Margie brought her skills as stockbroker and research librarian to this effort. The neighborhood group became a remarkable multi-racial grassroots effort that ultimately won their fight to stop the hazardous waste disposal, winning the backing of the state attorney general and state legislators. A lasting legacy of Margie’s work is a system of warning sirens intended to alert residents of chemical accidents.
By this point, Margie was an environmentalist. She soon served as state chairman of the Alabama Sierra Club and its Mobile Bay Chapter. She also served on the national Sierra Club Environmental Justice Committee.
In 1991 Margie met her future husband, Bill Patterson. One thing led to another and in 2000, the couple moved to Montrose, Colorado, where Bill took a job with Western Colorado Congress. The couple both loved the mountains and canyon lands and bought a home on the Uncompahgre Plateau. The couple hiked and Margie continued her long-time interest in wildlife.
Margie became active in the Montrose community. She served on the board of the Montrose Library District and as its president for several years. She also was active in the League of Women Voters, serving as its president for a year.
Margie continued her environmental work and was an active member of Western Colorado Congress, serving on its Public Lands Committee as well as being active in the local Uncompahgre Valley Association. Margie helped found Friends of the River-Uncompahgre.
Margie loved to read and do research, and until the brief illness that took her life, she read four newspapers a day and used the Internet daily. Over the years, her research aided many causes.

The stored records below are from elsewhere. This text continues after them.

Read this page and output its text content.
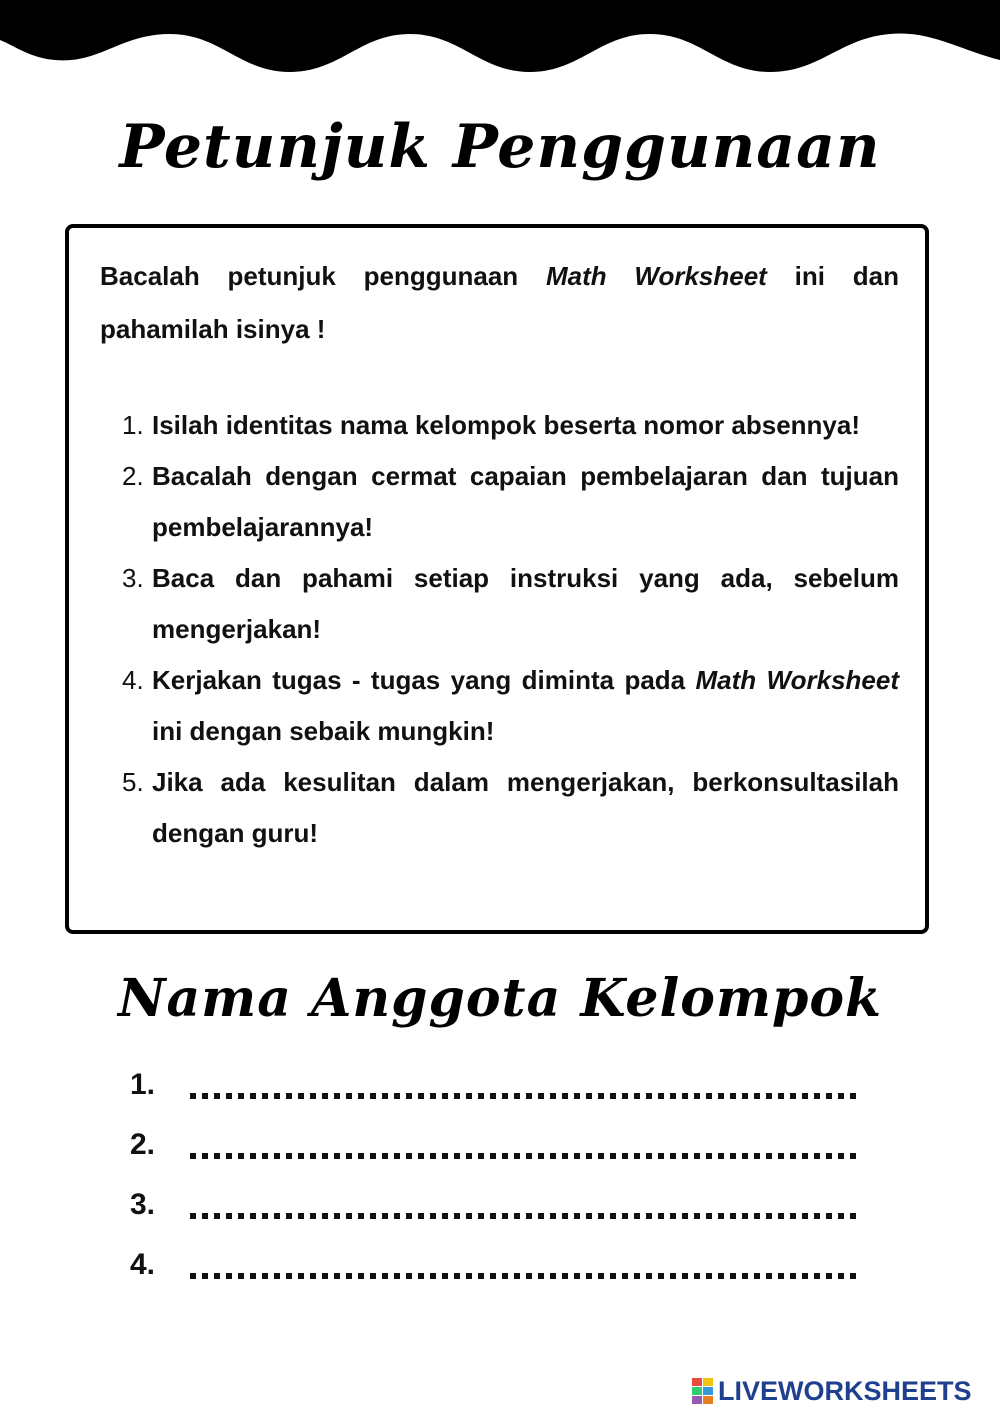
Petunjuk Penggunaan
Bacalah petunjuk penggunaan Math Worksheet ini dan pahamilah isinya !
1. Isilah identitas nama kelompok beserta nomor absennya!
2. Bacalah dengan cermat capaian pembelajaran dan tujuan pembelajarannya!
3. Baca dan pahami setiap instruksi yang ada, sebelum mengerjakan!
4. Kerjakan tugas - tugas yang diminta pada Math Worksheet ini dengan sebaik mungkin!
5. Jika ada kesulitan dalam mengerjakan, berkonsultasilah dengan guru!
Nama Anggota Kelompok
1.
2.
3.
4.
LIVEWORKSHEETS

Margie and her husband Bill were soul mates, with remarkably similar tastes and values. Margie was a person of faith, and she and Bill read the Bible every night before bed. Margie went peacefully to her final home on April 9 at the family house outside Montrose with her husband at her side.
Margie is survived by her husband, Bill, of Montrose; sons Michael Welch of Mobile, Alabama, and Greg Welch and his wife Diane of Mobile, Alabama; daughter Wendy Eastburn and her husband Ron of Mobile, Alabama; grandchildren Ethan, Jessica, Katie and Natalie Welch of Mobile, Sasha Eastburn-Igou of Seagrove Beach, Florida, and Adam Eastburn of Chicago, Illinois; and great grandchildren, Abbie and Dayne.
Margie’s memorial service will be held Monday, April 14, at 4 p.m. at the United Methodists Church, South 1st St. and Park Ave, in Montrose. A visitation will be held for family and friends from 2 p.m. to 3 p.m. at the church. A reception will follow the memorial service in the church’s Baldridge Hall. Interment will follow in Mobile Memorial Gardens in Mobile, Ala.
In lieu of flowers, her family asks donations instead be sent to Hospice & Palliative Care of Western Colorado, P.O. Box 1804, Montrose, CO 81402.